The separate areas allow the Arboretum to create specific learning events based on that part of Kentucky.

At last year’s Arbor Day event, the Arboretum staff chose the theme “past, present and future” to help kick off a successful Arbor Day. Davis said the first event took place in the Cumberland Mountain region with Native Americans teaching how their ancestors would have grown and cooked food.

The Arboretum also allows staff to provide younger children with hands-on learning opportunities. Entire classrooms will come from schools across the city to gain insight into natural science.

These groups will learn specific lessons, such as the life cycle of the butterfly in a setting where butterflies can come and go freely.

Older nature enthusiasts can attend demonstrations in the home demonstration garden.
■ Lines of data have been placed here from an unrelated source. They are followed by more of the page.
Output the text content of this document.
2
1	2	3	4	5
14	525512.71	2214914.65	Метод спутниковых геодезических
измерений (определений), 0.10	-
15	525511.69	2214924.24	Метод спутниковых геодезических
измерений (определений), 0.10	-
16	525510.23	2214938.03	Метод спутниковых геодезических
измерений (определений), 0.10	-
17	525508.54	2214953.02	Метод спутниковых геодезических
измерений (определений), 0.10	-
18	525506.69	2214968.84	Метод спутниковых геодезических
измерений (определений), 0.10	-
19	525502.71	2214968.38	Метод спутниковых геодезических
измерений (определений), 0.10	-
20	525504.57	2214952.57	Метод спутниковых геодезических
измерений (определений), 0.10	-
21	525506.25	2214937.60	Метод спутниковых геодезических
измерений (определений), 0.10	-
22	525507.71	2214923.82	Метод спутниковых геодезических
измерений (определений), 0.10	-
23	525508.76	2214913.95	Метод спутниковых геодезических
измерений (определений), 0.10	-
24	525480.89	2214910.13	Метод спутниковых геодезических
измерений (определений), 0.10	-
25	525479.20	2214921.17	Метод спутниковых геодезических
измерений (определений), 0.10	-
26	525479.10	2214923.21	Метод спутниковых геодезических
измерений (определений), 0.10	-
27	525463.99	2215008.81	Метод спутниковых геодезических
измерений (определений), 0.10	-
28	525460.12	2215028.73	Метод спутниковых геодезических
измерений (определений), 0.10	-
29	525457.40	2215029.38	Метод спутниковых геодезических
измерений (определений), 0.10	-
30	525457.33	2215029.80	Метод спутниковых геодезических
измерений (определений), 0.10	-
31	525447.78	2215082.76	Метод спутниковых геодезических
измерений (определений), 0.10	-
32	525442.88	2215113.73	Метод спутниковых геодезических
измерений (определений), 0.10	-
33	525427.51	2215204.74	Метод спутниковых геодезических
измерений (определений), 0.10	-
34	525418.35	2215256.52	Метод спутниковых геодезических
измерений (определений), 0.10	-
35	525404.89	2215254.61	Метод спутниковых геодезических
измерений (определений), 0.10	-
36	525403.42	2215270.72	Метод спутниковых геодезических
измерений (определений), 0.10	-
This area contains vegetable and flower plants that can easily be grown at home, as well as educational help from the Arboretum’s staff.

Edible plants are grown according to season, helping future gardeners know what is appropriate to plant.

“Anything we grow here we can’t sell, we can’t eat and we can’t partake of,” Davis said.

Davis said plants raised in the demonstration garden is given to local food pantries.

If gardening isn’t a guest’s  interest, the free admission means anyone can enjoy nature. The Arboretum’s two mile track makes it a popular place to exercise and bring pets to run.

“I don’t know if it’s documented, but there’s a connection with walking as meditation,” Davis said. “I think it’s really good therapy.”

Davis said she has also seen students studying on the grassy areas, but said students should remember what the Arboretum is about.

“If you’ve only come here to run, slow down and look at the plants,” Davis said.